Species definitely are not entities in my view. They are names we give to
especially strong currents in the flow of genetic material which is life.
Wolves and dogs are interfertile, and so are their offspring, but we call
them different species.
Moving along to issues of selection:
There are on the market a number of noncorrosive drain cleaners which are
suspensions of bacteria repeatedly selected to destroy the slime which
narrows many drain pipes.
There also are industrially available suspensions of microorganisms selected
to do such tasks as eat the crude petroleum spilled around an oil well, or
eat the gasoline leaked around a service station.

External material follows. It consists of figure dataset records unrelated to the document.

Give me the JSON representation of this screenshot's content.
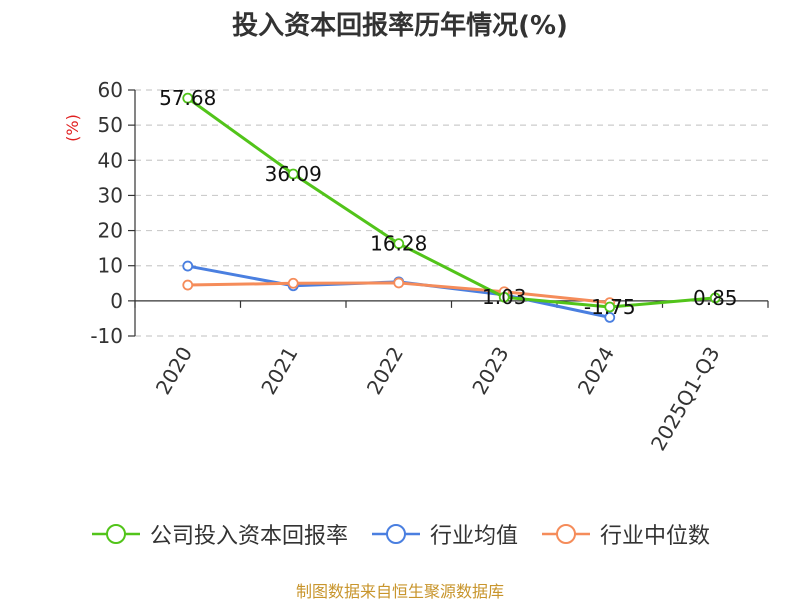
{
  "chart_data": {
    "type": "line",
    "title": "投入资本回报率历年情况(%)",
    "ylabel": "(%)",
    "categories": [
      "2020",
      "2021",
      "2022",
      "2023",
      "2024",
      "2025Q1-Q3"
    ],
    "yticks": [
      60,
      50,
      40,
      30,
      20,
      10,
      0,
      -10
    ],
    "ylim": [
      -10,
      60
    ],
    "grid": true,
    "legend_position": "bottom",
    "series": [
      {
        "name": "公司投入资本回报率",
        "color": "#52c41a",
        "values": [
          57.68,
          36.09,
          16.28,
          1.03,
          -1.75,
          0.85
        ],
        "labels": [
          "57.68",
          "36.09",
          "16.28",
          "1.03",
          "-1.75",
          "0.85"
        ]
      },
      {
        "name": "行业均值",
        "color": "#4a7fe0",
        "values": [
          9.9,
          4.3,
          5.4,
          1.7,
          -4.7,
          null
        ]
      },
      {
        "name": "行业中位数",
        "color": "#f58c5a",
        "values": [
          4.5,
          5.0,
          5.1,
          2.6,
          -0.5,
          null
        ]
      }
    ]
  },
  "source": "制图数据来自恒生聚源数据库"
}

And on a less universally-agreed-upon note, a strong case can be made that
HeLa cells constitute an entirely new species of microorganism, one uniquely
adapted to the man-made environment of cancer research labs, which are no
longer human cells. Many cancer researchers refuse to have them in their labs
because of the way that HeLa cells will invade other cell cultures, compete
with them, and actually destroy them. I understand that there also has been
some genetic drift from the original material taken from the patient
pseudonymously known as Helen Lane. Reasonable people may disagree, but I
think the evidence is good that HeLa cells can be called a species of
organism which has come about in our own era, evolved from human beings but
not human.
[By the way, speaking of controvery, has anybody read Barry Commoner's lead
article in the February issue of Harper's Magazine (not to be confused with
Harper's Bazaar)?]
Finally, I want to make a suggestion which I hope merits your most serious
consideration: I suggest that anti-evolution sentiment has turned into a
defense of the notion of species as real entities, or essences. As you can
tell from what I have written above, I do not think that species are real
entities; I think they are simply groups of organisms manifesting many but
not all traits in common. I am not a fan of the "jump" or "sudden break"
theory of evolution; I am a gradualist.
What this all implies is: I personally suspect that anti-evolution beliefs
are arguing against a straw man. Personally, I would like to see an
antievolution case made against gradualist evolution.